Indeed, Large Blanking Intervals (Large VTs) is indeed the fundamental principle of Quick Frame Transport (QFT).
(Incidentially, a variable refresh rate signal running at a low frame rate on a high-Hz monitor, is effectively a large blanking interval too -- given the variable-sized blanking interval nature of variable refresh rate signals)
For non-strobe lag, large VTs can behave as a defacto
Quick Frame Transport (QFT) when used in conjunction with RTSS Scanline Sync to re-time frame presentation to beginning of visible refresh (end of BVI) rather than end of visible refresh (start of VBI)

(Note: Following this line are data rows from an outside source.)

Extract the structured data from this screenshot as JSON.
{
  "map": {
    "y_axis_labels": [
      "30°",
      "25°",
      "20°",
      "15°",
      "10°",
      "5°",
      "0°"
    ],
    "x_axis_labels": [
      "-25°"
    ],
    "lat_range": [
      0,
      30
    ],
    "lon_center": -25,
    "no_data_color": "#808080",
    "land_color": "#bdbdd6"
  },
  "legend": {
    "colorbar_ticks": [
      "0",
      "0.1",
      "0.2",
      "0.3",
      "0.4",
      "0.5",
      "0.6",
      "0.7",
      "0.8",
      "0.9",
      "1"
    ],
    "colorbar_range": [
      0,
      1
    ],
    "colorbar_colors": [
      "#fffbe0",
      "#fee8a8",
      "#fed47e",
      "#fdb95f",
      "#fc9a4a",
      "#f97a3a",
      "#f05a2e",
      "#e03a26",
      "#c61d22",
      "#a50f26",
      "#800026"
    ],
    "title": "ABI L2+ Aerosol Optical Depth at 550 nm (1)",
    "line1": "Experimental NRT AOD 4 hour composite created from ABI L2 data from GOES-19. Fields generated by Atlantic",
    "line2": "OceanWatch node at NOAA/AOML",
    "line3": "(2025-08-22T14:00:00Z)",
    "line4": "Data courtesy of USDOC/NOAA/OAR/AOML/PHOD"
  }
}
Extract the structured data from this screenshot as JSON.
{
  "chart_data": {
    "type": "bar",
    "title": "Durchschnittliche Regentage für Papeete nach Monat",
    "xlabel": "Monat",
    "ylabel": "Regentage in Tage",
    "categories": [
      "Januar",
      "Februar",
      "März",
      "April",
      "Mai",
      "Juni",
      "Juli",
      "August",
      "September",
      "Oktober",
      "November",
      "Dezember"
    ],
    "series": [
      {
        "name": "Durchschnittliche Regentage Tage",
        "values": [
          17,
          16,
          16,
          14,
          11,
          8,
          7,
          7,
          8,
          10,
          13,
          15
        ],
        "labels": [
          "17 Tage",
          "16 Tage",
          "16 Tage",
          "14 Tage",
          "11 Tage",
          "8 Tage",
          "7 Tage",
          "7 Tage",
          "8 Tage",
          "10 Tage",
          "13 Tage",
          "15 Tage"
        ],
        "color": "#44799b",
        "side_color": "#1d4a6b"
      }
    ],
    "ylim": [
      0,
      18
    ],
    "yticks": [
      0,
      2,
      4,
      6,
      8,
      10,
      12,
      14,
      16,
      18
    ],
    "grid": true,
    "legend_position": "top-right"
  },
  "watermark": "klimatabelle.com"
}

However, some strobed monitors already has internal scan conversion for their strobed modes at lower Hz, e.g. partially pre-buffering a slow-scanning signal (e.g. 144Hz signal) for an accelerated scanout (faster than 1/144sec) -- to automatically internally create large blanking intervals without user intervention.
The buffering behaviour adds lag and can be bypassed via large vertical totals to pre-empt the prebuffering behaviour (e.g. deliver a 144Hz refresh cycle in 1/240sec via the use of a ToastyX Large Vertical Total trick).
Your frame transport acceleration factor will be (New Vertical Total) / (Original Vertical Total), so a VT1500 replacing VT1125 gives you a frame transport acceleration factor of 1.33x faster frame delivery. So, you really need a large vertical total raise to gain any input lag savings from a large VT.
This can trigger some monitors to skip its prebuffering step, with realtime sync between cable scanout and panel scanout (the art of sequential pixel delivery, one pixel row at a time, over the cable, and the LCD's electronics sequential refreshing behaviour), as seen in
High Speed Videos of LCD Scanout
Now, a different way to reduce strobe lag is simply adjusting strobe phase, since the asymmetry between panel scanout versus global flash, creates a latency gradient along the vertical axis of the screen's surface.
Adjusting strobe phase to right below your screen crosshairs will generate the lowest strobed lag for your crosshairs. The lag is lowest right above the "strobe crosstalk bar" and highest right below the "strobe crosstalk bar".